日ごと、君におちて行く。日ごと、あなたに染められる。
〜ハッピーエンドのその後に〜




 季節は春――新しい年度がやって来た。

 デスクの上の卓上カレンダーを眺める。
 ”4月”のそれには、もう既に仕事上のスケジュールがびっしりと書かれている。その中で一日だけ、他とは違う色で囲まれている日がある。

 4月12日。それは、華の誕生日。思い返してみれば、彼女に突然告白された日から一年経った日でもある。

 あの時は、まさか一年後にこんな未来が待ってるとは思ってもみなかった。想像も出来なかった楽しい未来を、今、歩いている。

 初めて二人で迎える華の誕生日だ。どんな一日にしよう――そう考えると、つい口元が緩む。

 2月の僕の誕生日を思い出してみようとして、それはやめておいた。思い出してしまったら、口元が緩む程度では済まなくなる。

 ちらりと華の席の方に視線をやる。

 目から上だけが見える。相変わらず真剣で可愛い顔だ。少し眉間に皺を寄せながらパソコンのディスプレイを睨んでいる。

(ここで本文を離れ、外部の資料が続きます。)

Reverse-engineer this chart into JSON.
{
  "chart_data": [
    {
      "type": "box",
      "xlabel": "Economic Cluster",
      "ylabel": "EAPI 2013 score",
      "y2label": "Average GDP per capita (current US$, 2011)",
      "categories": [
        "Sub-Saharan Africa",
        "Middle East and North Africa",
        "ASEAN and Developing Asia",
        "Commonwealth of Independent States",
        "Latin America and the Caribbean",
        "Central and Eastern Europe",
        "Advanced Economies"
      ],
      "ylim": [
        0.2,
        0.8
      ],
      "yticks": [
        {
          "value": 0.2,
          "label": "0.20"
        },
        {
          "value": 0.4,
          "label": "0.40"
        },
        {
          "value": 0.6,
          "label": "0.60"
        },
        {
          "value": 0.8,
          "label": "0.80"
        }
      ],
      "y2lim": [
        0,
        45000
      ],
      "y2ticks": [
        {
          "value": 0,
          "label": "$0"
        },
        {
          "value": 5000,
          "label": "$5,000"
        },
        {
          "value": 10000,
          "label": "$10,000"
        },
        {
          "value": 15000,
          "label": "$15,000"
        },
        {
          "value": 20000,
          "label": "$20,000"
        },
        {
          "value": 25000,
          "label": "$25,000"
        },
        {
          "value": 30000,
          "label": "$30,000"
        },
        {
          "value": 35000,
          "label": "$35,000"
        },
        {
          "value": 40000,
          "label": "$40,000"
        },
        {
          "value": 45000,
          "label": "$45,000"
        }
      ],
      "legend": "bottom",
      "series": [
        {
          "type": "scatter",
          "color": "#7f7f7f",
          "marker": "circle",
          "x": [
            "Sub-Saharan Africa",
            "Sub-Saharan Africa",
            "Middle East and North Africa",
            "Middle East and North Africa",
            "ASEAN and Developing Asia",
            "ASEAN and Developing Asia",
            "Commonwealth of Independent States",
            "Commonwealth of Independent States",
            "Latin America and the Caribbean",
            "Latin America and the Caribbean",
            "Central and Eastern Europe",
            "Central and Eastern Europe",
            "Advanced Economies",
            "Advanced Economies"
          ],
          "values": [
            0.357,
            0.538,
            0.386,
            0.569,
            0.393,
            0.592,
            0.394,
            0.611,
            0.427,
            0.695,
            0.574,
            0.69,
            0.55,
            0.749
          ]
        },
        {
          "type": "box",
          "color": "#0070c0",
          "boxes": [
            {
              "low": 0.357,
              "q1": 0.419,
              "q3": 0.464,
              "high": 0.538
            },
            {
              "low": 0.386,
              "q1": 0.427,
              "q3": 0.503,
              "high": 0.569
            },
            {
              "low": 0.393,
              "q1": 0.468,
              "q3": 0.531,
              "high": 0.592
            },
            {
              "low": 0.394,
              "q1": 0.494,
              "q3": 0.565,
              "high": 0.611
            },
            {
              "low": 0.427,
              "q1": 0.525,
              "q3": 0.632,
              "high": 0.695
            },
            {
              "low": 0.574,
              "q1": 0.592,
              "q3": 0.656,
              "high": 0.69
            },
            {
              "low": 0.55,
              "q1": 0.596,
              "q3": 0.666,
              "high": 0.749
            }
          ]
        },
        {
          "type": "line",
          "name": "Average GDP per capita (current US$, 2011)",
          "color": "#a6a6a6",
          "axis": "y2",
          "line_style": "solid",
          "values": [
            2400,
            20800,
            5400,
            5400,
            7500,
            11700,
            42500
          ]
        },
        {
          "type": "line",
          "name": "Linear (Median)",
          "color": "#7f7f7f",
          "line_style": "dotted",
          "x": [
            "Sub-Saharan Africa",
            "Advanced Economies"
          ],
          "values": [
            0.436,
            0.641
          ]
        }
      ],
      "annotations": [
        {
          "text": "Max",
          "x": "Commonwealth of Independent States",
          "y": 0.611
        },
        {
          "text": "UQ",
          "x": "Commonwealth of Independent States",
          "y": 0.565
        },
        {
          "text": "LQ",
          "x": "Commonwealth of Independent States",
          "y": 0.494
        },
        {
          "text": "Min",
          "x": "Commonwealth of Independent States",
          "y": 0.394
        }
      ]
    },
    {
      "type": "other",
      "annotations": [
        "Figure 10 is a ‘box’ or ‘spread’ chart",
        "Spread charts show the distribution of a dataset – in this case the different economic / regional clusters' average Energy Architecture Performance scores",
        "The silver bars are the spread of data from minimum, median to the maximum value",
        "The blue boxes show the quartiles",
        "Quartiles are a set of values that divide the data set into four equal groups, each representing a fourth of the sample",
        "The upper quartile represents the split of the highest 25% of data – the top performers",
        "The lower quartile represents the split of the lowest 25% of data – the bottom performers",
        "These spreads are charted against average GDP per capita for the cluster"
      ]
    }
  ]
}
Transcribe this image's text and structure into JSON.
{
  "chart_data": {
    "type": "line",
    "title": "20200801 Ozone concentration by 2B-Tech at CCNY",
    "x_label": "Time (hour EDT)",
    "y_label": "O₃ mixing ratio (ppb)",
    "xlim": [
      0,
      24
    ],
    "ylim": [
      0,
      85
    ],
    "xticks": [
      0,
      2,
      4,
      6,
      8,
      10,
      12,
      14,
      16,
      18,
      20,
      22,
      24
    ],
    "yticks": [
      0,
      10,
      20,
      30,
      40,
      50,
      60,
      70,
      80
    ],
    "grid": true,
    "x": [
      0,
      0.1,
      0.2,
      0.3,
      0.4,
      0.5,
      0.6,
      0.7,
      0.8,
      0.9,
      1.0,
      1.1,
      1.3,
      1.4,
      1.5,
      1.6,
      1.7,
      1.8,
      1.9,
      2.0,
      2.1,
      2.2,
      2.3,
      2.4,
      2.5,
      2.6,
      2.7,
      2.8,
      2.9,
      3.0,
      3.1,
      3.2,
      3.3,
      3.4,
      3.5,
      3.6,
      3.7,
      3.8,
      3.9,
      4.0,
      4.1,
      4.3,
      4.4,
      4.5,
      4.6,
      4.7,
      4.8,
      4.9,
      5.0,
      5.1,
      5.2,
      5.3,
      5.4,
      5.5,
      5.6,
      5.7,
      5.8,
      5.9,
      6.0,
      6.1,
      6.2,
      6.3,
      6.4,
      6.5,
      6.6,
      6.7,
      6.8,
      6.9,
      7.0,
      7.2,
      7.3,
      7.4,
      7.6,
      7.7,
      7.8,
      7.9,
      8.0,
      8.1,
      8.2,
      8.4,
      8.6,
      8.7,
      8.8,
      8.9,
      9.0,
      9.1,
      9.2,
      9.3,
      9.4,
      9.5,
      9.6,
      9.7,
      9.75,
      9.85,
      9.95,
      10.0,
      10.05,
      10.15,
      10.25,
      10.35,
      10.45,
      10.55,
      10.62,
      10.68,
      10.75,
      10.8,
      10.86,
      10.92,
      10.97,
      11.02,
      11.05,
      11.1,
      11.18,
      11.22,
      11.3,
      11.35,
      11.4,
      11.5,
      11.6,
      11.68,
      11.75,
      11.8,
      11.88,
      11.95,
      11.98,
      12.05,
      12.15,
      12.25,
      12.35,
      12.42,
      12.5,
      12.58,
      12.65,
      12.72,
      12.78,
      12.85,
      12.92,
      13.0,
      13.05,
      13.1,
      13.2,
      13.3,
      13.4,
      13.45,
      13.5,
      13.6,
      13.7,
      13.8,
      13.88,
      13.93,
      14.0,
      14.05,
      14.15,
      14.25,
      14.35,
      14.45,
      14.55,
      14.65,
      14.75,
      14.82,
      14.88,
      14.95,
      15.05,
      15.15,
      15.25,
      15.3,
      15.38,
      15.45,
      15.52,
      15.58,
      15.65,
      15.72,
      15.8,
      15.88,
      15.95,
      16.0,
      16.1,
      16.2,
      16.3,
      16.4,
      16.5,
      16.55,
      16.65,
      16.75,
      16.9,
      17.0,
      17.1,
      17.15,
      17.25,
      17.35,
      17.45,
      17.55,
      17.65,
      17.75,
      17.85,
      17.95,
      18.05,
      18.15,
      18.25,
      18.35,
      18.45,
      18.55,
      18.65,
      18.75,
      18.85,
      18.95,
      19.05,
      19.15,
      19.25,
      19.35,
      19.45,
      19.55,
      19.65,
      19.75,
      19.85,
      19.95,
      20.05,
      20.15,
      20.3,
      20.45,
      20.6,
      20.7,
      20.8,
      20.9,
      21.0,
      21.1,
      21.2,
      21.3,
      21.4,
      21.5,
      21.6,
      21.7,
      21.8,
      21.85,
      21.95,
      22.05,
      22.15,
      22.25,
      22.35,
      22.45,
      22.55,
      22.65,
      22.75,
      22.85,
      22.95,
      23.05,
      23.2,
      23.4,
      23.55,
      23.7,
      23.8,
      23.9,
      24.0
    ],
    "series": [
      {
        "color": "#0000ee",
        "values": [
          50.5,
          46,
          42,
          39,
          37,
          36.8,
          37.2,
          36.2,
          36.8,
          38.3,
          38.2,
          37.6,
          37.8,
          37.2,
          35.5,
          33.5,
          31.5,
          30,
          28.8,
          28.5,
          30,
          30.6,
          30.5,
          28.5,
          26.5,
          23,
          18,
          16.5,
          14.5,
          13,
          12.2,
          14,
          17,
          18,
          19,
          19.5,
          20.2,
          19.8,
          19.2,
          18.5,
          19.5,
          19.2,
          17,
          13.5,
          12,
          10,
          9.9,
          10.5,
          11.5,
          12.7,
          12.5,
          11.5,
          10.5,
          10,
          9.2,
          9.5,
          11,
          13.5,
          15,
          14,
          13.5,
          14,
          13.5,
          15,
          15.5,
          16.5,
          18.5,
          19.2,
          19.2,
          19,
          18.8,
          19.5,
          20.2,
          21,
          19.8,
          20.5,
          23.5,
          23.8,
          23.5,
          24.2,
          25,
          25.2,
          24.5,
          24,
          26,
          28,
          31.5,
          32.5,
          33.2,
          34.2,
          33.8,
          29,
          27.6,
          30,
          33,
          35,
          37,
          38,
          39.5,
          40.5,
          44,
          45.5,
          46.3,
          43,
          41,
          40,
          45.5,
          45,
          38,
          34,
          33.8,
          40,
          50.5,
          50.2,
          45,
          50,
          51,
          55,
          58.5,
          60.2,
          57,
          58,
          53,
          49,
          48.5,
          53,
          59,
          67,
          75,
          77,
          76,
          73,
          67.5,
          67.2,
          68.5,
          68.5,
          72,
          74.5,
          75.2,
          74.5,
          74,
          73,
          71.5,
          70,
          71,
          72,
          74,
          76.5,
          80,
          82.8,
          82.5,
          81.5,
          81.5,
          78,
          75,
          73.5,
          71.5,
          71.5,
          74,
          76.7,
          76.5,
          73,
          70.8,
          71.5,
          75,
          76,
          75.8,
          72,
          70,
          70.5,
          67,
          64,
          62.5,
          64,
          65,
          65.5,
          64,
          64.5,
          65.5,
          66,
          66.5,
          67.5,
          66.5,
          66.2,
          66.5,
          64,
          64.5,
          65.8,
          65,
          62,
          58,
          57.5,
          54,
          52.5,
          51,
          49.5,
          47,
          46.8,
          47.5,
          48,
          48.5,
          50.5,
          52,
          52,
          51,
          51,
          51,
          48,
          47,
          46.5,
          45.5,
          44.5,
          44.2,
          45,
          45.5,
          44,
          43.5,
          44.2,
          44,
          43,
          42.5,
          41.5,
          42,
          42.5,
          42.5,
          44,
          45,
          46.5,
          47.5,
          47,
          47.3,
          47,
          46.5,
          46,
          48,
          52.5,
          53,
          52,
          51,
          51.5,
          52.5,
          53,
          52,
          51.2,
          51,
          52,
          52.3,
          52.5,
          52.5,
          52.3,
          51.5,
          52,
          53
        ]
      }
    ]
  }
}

 こうやって、いつでも華を見ることができる環境もあと少し。おそらく、今度の人事異動で華は異動になるだろう。僕たちが夫婦だからそれは仕方がないことだ。こうして今、同じ課にいられることの方が奇跡だ。

 その先を考えると寂しくもあるが、あの来栖の魔の手から引き離せると思えばそれもいいことだ。そう自分に言い聞かせる。